Laurence Ferrari mes 20 ansQuels souvenirs gardez-vous du lycée ?
Mes années au lycée, à Aix-les-Bains en Savoie, ont été plutôt sereines. L’orientation n’était pas source d’angoisse pour moi. Je voulais faire des études de médecine. Et côté relations, j’ai évolué dans un cercle d’amis stable. Le lycée a donc été une vraie suite des années collège.

Avez-vous été marquée par certains professeurs, par des matières ?
Certains profs m’ont effectivement marquée plus que d’autres : le prof d’histoire-géo qui, pour la première fois de ma scolarité, a su rendre cette matière intéressante et interactive. Et puis la découverte de la philo en terminale, avec une enseignante exceptionnelle et brillante. Cela a vraiment été pour moi un choc intellectuel d’entrer dans ce nouveau champ de connaissance, car je ne m’y étais pas intéressée auparavant. Le premier texte philosophique qui m’a passionnée était un texte d’Épictète, adepte du stoïcisme. J’en ai tiré de puissants enseignements qui me servent aujourd’hui encore, je suis désormais une stoïque convaincue, et la maxime "Être libre à l’intérieur de ses chaînes" est présente à mon esprit chaque jour. Je regrette de n’avoir étudié cette matière qu’un an ! Il m’arrive encore de me replonger dans les textes de philosophes (Sénèque et Platon notamment), mais j’avoue que je lis plus d’ouvrages politiques aujourd’hui, en raison de mon métier !

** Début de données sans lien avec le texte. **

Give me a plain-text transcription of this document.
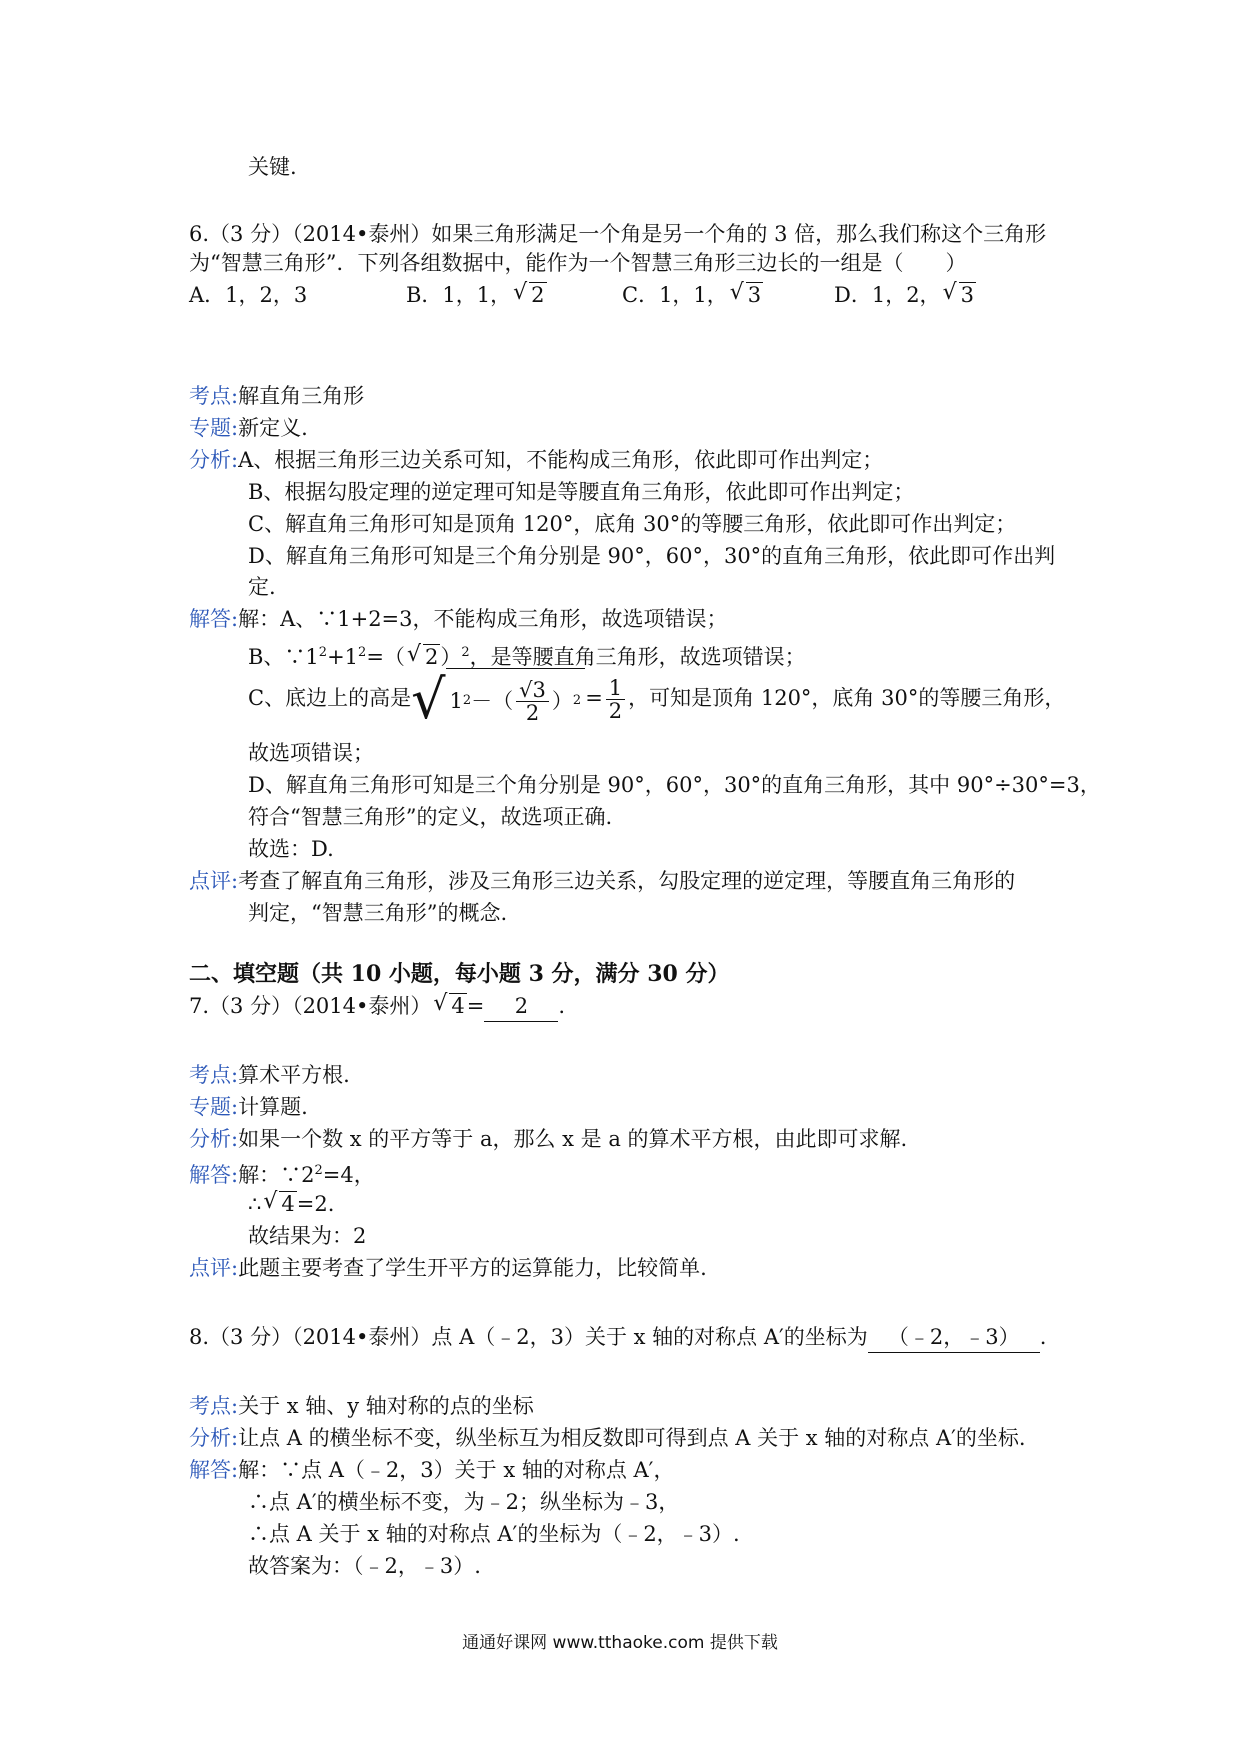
关键.
6.（3 分）（2014•泰州）如果三角形满足一个角是另一个角的 3 倍，那么我们称这个三角形
为“智慧三角形”．下列各组数据中，能作为一个智慧三角形三边长的一组是（　　）
A．1，2，3	B．1，1，√ 2	C．1，1，√ 3	D．1，2，√ 3
考点:解直角三角形
专题:新定义.
分析:A、根据三角形三边关系可知，不能构成三角形，依此即可作出判定；
B、根据勾股定理的逆定理可知是等腰直角三角形，依此即可作出判定；
C、解直角三角形可知是顶角 120°，底角 30°的等腰三角形，依此即可作出判定；
D、解直角三角形可知是三个角分别是 90°，60°，30°的直角三角形，依此即可作出判
定.
解答:解：A、∵1+2=3，不能构成三角形，故选项错误；
B、$\because 1^2+1^2=(√$ 2）$^2$，是等腰直角三角形，故选项错误；
C、底边上的高是 √ 1 2 －（ $\frac{√3}{2}$ ） $2 = \frac{1}{2}$ ，可知是顶角 120°，底角 30°的等腰三角形，
故选项错误；
D、解直角三角形可知是三个角分别是 90°，60°，30°的直角三角形，其中 90°÷30°=3，
符合“智慧三角形”的定义，故选项正确.
故选：D.
点评:考查了解直角三角形，涉及三角形三边关系，勾股定理的逆定理，等腰直角三角形的
判定，“智慧三角形”的概念.
二、填空题（共 10 小题，每小题 3 分，满分 30 分）
7.（3 分）（2014•泰州）√ 4= 2 .
考点:算术平方根.
专题:计算题.
分析:如果一个数 x 的平方等于 a，那么 x 是 a 的算术平方根，由此即可求解.
解答:解：$\because 2^2=4$，
∴√ 4=2.
故结果为：2
点评:此题主要考查了学生开平方的运算能力，比较简单.
8.（3 分）（2014•泰州）点 A（﹣2，3）关于 x 轴的对称点 A′的坐标为 （﹣2，﹣3） .
考点:关于 x 轴、y 轴对称的点的坐标
分析:让点 A 的横坐标不变，纵坐标互为相反数即可得到点 A 关于 x 轴的对称点 A′的坐标.
解答:解：∵点 A（﹣2，3）关于 x 轴的对称点 A′，
∴点 A′的横坐标不变，为﹣2；纵坐标为﹣3，
∴点 A 关于 x 轴的对称点 A′的坐标为（﹣2，﹣3）.
故答案为：（﹣2，﹣3）.
通通好课网 www.tthaoke.com 提供下载
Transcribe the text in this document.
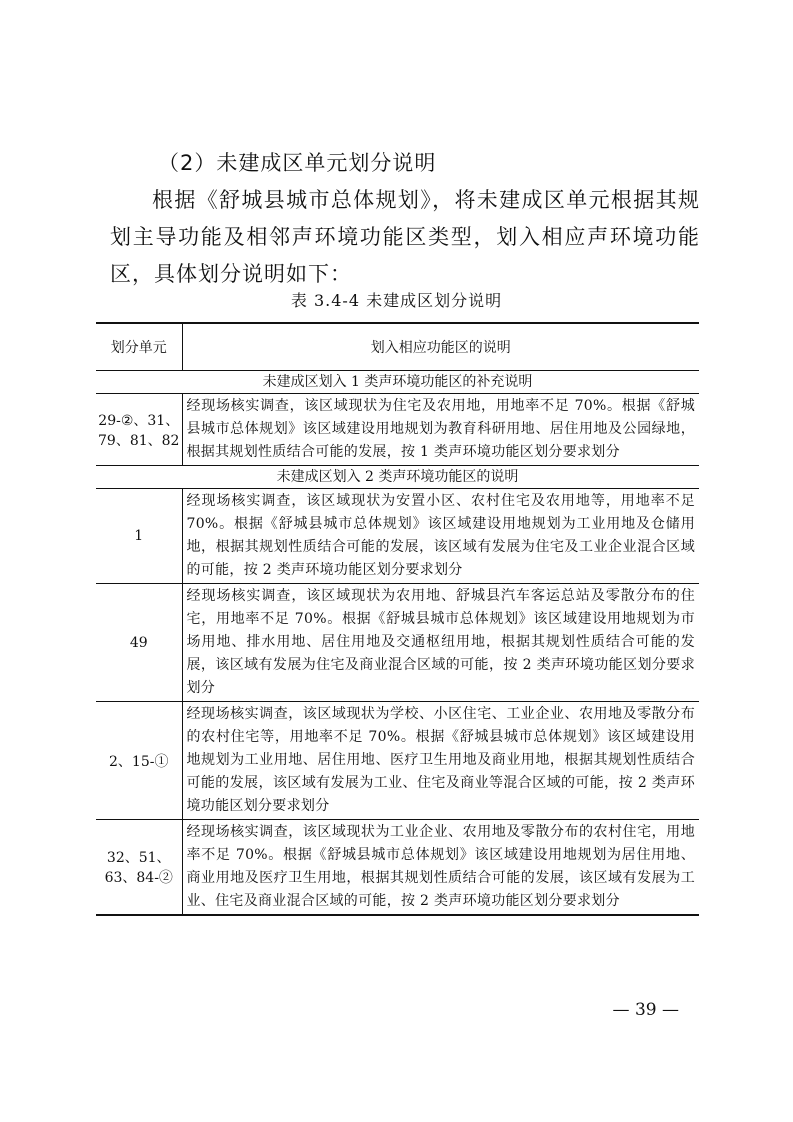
（2）未建成区单元划分说明
根据《舒城县城市总体规划》，将未建成区单元根据其规划主导功能及相邻声环境功能区类型，划入相应声环境功能区，具体划分说明如下：
表 3.4-4 未建成区划分说明
划分单元	划入相应功能区的说明
未建成区划入 1 类声环境功能区的补充说明	
29-②、31、79、81、82	经现场核实调查，该区域现状为住宅及农用地，用地率不足 70%。根据《舒城县城市总体规划》该区域建设用地规划为教育科研用地、居住用地及公园绿地，根据其规划性质结合可能的发展，按 1 类声环境功能区划分要求划分
未建成区划入 2 类声环境功能区的说明	
1	经现场核实调查，该区域现状为安置小区、农村住宅及农用地等，用地率不足 70%。根据《舒城县城市总体规划》该区域建设用地规划为工业用地及仓储用地，根据其规划性质结合可能的发展，该区域有发展为住宅及工业企业混合区域的可能，按 2 类声环境功能区划分要求划分
49	经现场核实调查，该区域现状为农用地、舒城县汽车客运总站及零散分布的住宅，用地率不足 70%。根据《舒城县城市总体规划》该区域建设用地规划为市场用地、排水用地、居住用地及交通枢纽用地，根据其规划性质结合可能的发展，该区域有发展为住宅及商业混合区域的可能，按 2 类声环境功能区划分要求划分
2、15-①	经现场核实调查，该区域现状为学校、小区住宅、工业企业、农用地及零散分布的农村住宅等，用地率不足 70%。根据《舒城县城市总体规划》该区域建设用地规划为工业用地、居住用地、医疗卫生用地及商业用地，根据其规划性质结合可能的发展，该区域有发展为工业、住宅及商业等混合区域的可能，按 2 类声环境功能区划分要求划分
32、51、63、84-②	经现场核实调查，该区域现状为工业企业、农用地及零散分布的农村住宅，用地率不足 70%。根据《舒城县城市总体规划》该区域建设用地规划为居住用地、商业用地及医疗卫生用地，根据其规划性质结合可能的发展，该区域有发展为工业、住宅及商业混合区域的可能，按 2 类声环境功能区划分要求划分
— 39 —
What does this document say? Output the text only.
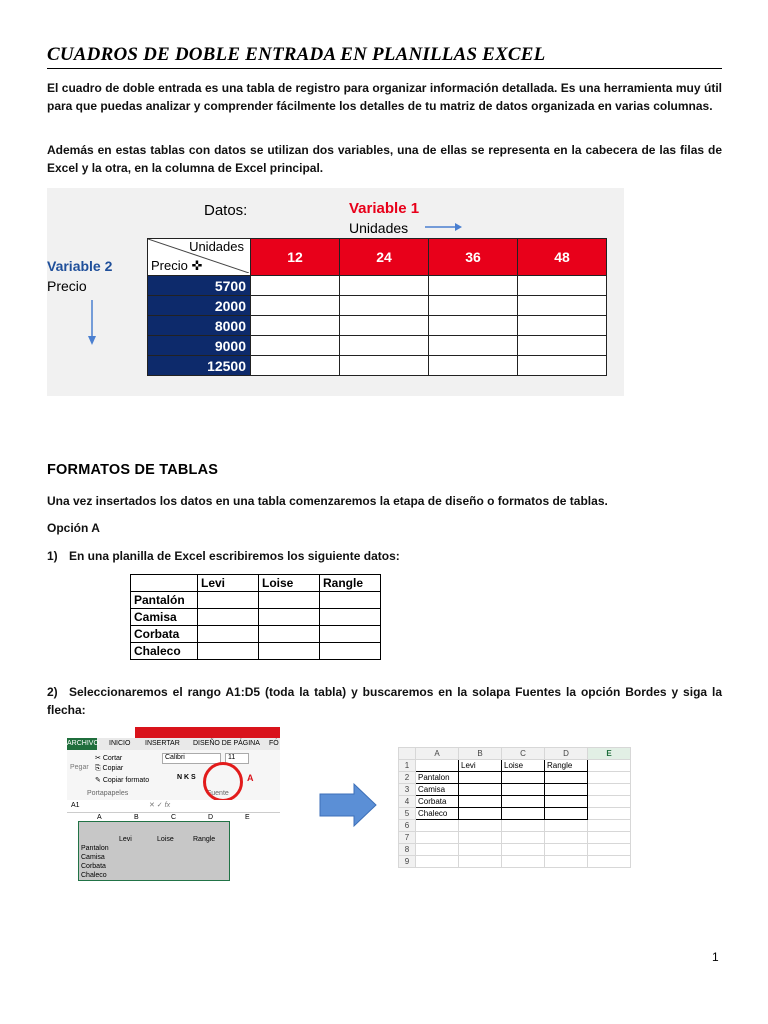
CUADROS DE DOBLE ENTRADA EN PLANILLAS EXCEL
El cuadro de doble entrada es una tabla de registro para organizar información detallada. Es una herramienta muy útil para que puedas analizar y comprender fácilmente los detalles de tu matriz de datos organizada en varias columnas.
Además en estas tablas con datos se utilizan dos variables, una de ellas se representa en la cabecera de las filas de Excel y la otra, en la columna de Excel principal.
Datos:	Variable 1
Unidades
Variable 2
Precio
Unidades
Precio ✜	12	24	36	48
5700				
2000				
8000				
9000				
12500				
FORMATOS DE TABLAS
Una vez insertados los datos en una tabla comenzaremos la etapa de diseño o formatos de tablas.
Opción A
1) En una planilla de Excel escribiremos los siguiente datos:
	Levi	Loise	Rangle
Pantalón			
Camisa			
Corbata			
Chaleco			
2) Seleccionaremos el rango A1:D5 (toda la tabla) y buscaremos en la solapa Fuentes la opción Bordes y siga la flecha:
INICIO INSERTAR DISEÑO DE PÁGINA FÓ
ARCHIVO
Pegar
✂ Cortar
⎘ Copiar
✎ Copiar formato
Calibri	11
N K S	A
Portapapeles	Fuente
A1	✕ ✓ fx
A	B	C	D	E
Levi	Loise	Rangle
Pantalon
Camisa
Corbata
Chaleco
	A	B	C	D	E
1		Levi	Loise	Rangle	
2	Pantalon				
3	Camisa				
4	Corbata				
5	Chaleco				
6					
7					
8					
9					
1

Aviez-vous d’autres passions et d’autres centres d’intérêt que la philosophie ?
J’ai commencé le piano à l’âge de 5 ans. Mon grand-père et mon père étaient violoncellistes. J’ai toujours baigné dans la musique étant petite. C’est une respiration interne magnifique.

Vos parents suivaient-ils vos études de près ?
En tant que fille de profs – de français, latin, grec, d’une part, d’anglais d’autre part –, j’ai été très suivie et aidée pendant toute ma scolarité. Une véritable chance bien sûr, dont je mesure la portée aujourd’hui. Concernant mon orientation, j’ai été totalement libre de choisir ma filière, même si chacun savait dans ma famille que je n’étais pas vraiment scientifique… Pour preuve, j’ai fini par devenir journaliste !

Sur le plan scolaire, étiez-vous en compétition avec vos frères ou sœurs ?
J’ai 2 sœurs plus jeunes que moi. L’écart d’âge étant important, il n’y avait pas de compétition au sein de la famille. En revanche, il existait une vraie entraide, comme dans toutes les fratries.

Vous avez entamé des études de médecine après le bac. Quelles ont été vos motivations pour vous engager dans cette voie ?
J’ai décidé très tôt, à 15 ans, que je voulais être chirurgien. Sans doute par défi, parce que c’était ce qu’il y avait de plus dur et que l’idée d’être une femme chirurgien était doublement séduisante pour moi. Mais aussi parce que je voulais être utile aux autres, aider. Donc, malgré des qualités littéraires beaucoup plus prononcées, j’ai persisté dans la filière scientifique et passé un bac D [devenu bac S option SVT], mention assez bien, à 18 ans, pour pouvoir intégrer la 1ère année de médecine dans la faculté Lyon-Nord. Une année qui s’est soldée par un échec, mais qui m’a permis de n’avoir aucun regret sur cette voie dont j’avais tant rêvé.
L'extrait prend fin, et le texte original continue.